Perhaps just splitting the 3600 files into four sets and starting them off manually on manually created instances might have been quicker overall?
The client was slow in delivering the data and we needed it within 48 hours, with the possibility of generating the output multiple times to discover any errors or other issues.
That was my first thought as well. But I guess it depends on how often they need to update things. It might be quite nice to be able to deploy design tweaks in an hour rather than 30.
But if this was a one off or very infrequent then I think you're probably right. Just leaving it running over a weekend might have been better. But then they wouldn't have got to play with the shiny new tools :)
I'm really looking forward to the Chef Platform mentioned in this article. It seems like chef is a set of great core tools, but putting them all together and getting an environment going is still more work than it should be.
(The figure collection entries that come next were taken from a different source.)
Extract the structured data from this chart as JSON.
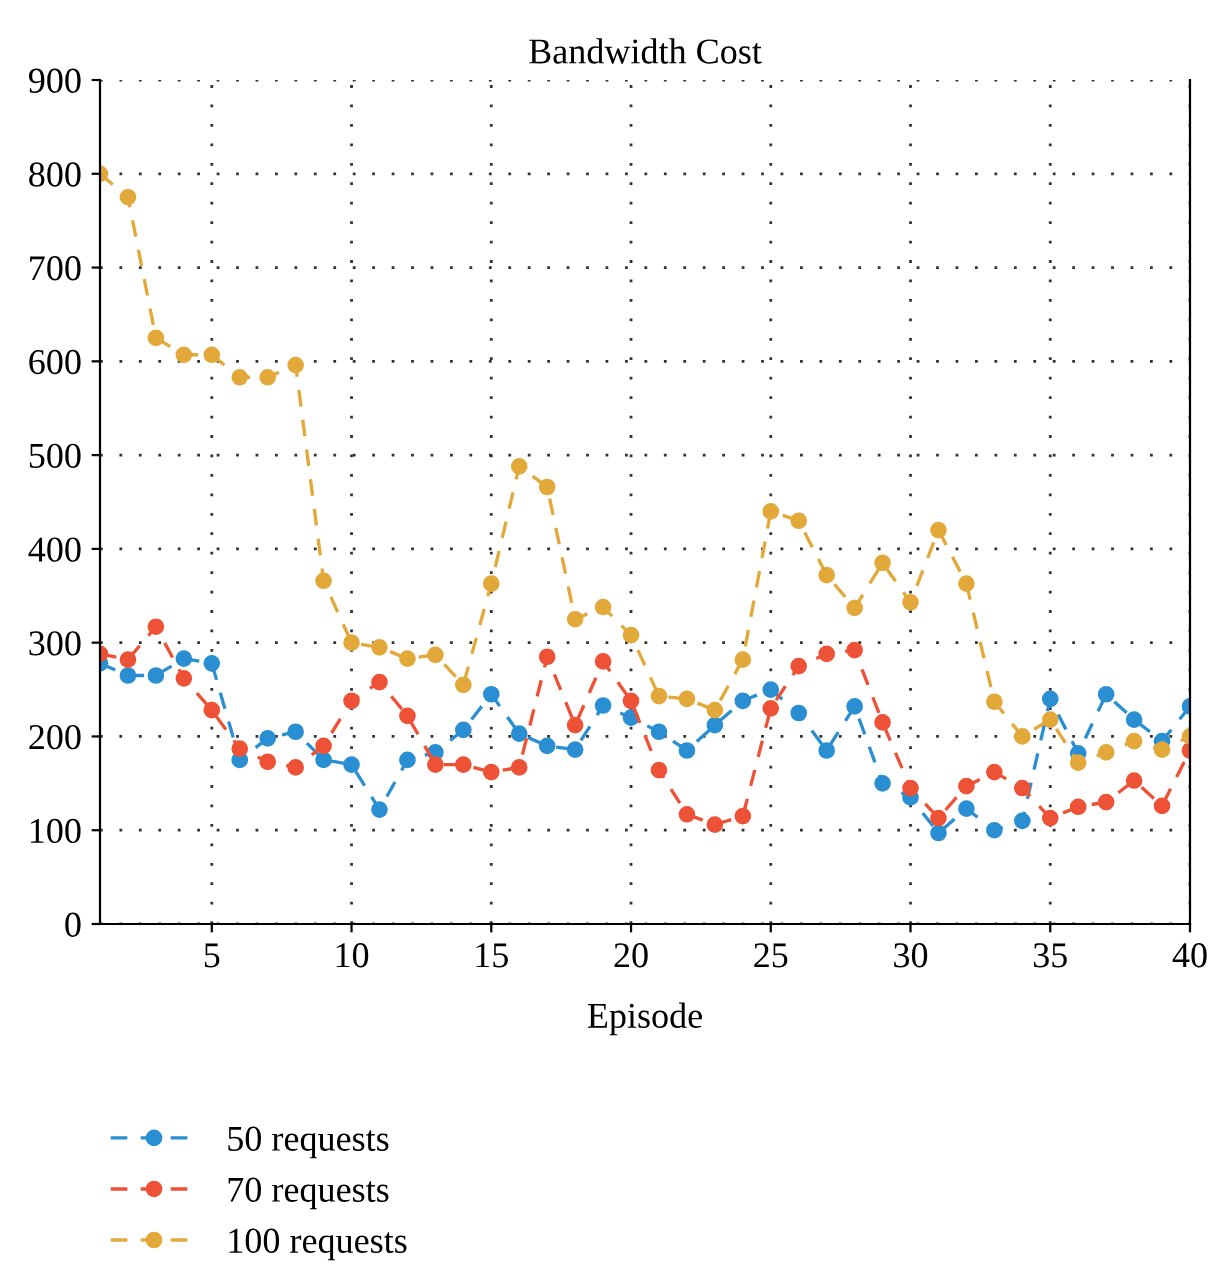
{
  "chart_data": {
    "type": "line",
    "title": "Bandwidth Cost",
    "xlabel": "Episode",
    "x": [
      1,
      2,
      3,
      4,
      5,
      6,
      7,
      8,
      9,
      10,
      11,
      12,
      13,
      14,
      15,
      16,
      17,
      18,
      19,
      20,
      21,
      22,
      23,
      24,
      25,
      26,
      27,
      28,
      29,
      30,
      31,
      32,
      33,
      34,
      35,
      36,
      37,
      38,
      39,
      40
    ],
    "series": [
      {
        "name": "50 requests",
        "color": "#2a8fd2",
        "values": [
          278,
          265,
          265,
          283,
          278,
          175,
          198,
          205,
          175,
          170,
          122,
          175,
          183,
          207,
          245,
          203,
          190,
          186,
          233,
          220,
          205,
          185,
          212,
          238,
          250,
          225,
          185,
          232,
          150,
          135,
          97,
          123,
          100,
          110,
          240,
          182,
          245,
          218,
          195,
          232
        ]
      },
      {
        "name": "70 requests",
        "color": "#ee5236",
        "values": [
          288,
          282,
          317,
          262,
          228,
          187,
          173,
          167,
          190,
          238,
          258,
          222,
          170,
          170,
          162,
          167,
          285,
          212,
          280,
          238,
          164,
          117,
          106,
          115,
          230,
          275,
          288,
          292,
          215,
          145,
          113,
          147,
          162,
          145,
          113,
          125,
          130,
          153,
          126,
          185
        ]
      },
      {
        "name": "100 requests",
        "color": "#e2a93a",
        "values": [
          800,
          775,
          625,
          607,
          607,
          583,
          583,
          596,
          366,
          300,
          295,
          283,
          287,
          255,
          363,
          488,
          466,
          325,
          338,
          308,
          243,
          240,
          228,
          282,
          440,
          430,
          372,
          337,
          385,
          343,
          420,
          363,
          237,
          200,
          218,
          172,
          183,
          195,
          186,
          200
        ]
      }
    ],
    "xlim": [
      1,
      40
    ],
    "xticks": [
      5,
      10,
      15,
      20,
      25,
      30,
      35,
      40
    ],
    "ylim": [
      0,
      900
    ],
    "yticks": [
      0,
      100,
      200,
      300,
      400,
      500,
      600,
      700,
      800,
      900
    ],
    "grid": true,
    "legend": "bottom left",
    "marker": "circle",
    "line_style": "dashed"
  }
}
The two times I've used chef (first chef-solo, then setting up a chef-server) ended up being far more work than just setting up a server manually (haven't had to scale out tons of servers yet, which I assume makes the current chef setup time worthwhile).
I'd like to see chef evolve into something more like Heroku, where I setup a few config files and then run a simple command line script.
The benefit of Chef Platform is that it would (hopefully) be a simple monthly fee (like say $10/month) instead of fee on top of every server resource I use. Also, I like the idea of creating my own recipes (instead of relying on Heroku to have an addon, which is problematic when they lack the addon for something like MongoDB).
Although they are quite expensive for a small shop, if you're interested in deploying within Amazon's cloud and have some money to throw at the problem, RightScale is definitely worth a look. You can get pretty far with just their free developer accounts - as I've done - but the more powerful Chef functionality comes online once you become a paid customer.
I'm missing the one thing that's actually interesting (read hard)
How did they collect the generated files?
Did they take any precautions in case a worker died while creating a pdf? (Does AMPQ have some sort of transactional semantics? If so, how would one apply them)
Amazons own SQS service has a simple solution to this problem. When you get an item from the queue it is temporarily hidden then once you've processed it successfully you explicitly delete the item from the queue. If the item is not deleted within the set timeout period then it goes back into the queue ready for another worker to have a go at. I assume RabbitMQ has something similar.
Actually I'm not sure why they used RanbitMQ rather than SQS for this task. SQS seems to me to be a perfect fit and there's no extra effort involved to set it up.
We uploaded the generated files to S3 at the end of each individual job. We could have used AMQP's 'ack' for each message, but it turned out not to be necessary.
EC2 isn't bad. Under Rails, I use Rio to store a lot of remotely fetched images (it's one line to fetch a remote image in Rio), HTTParty to handle some JSONP, and EC2 bandwidth is free when using Heroku. Nice setup, the only disadvantage is that Heroku's file systems are read-only, so you have to write temporarily to /tmp, and then again to EC2.
Perhaps just splitting the 3600 files into four sets and starting them off manually on manually created instances might have been quicker overall?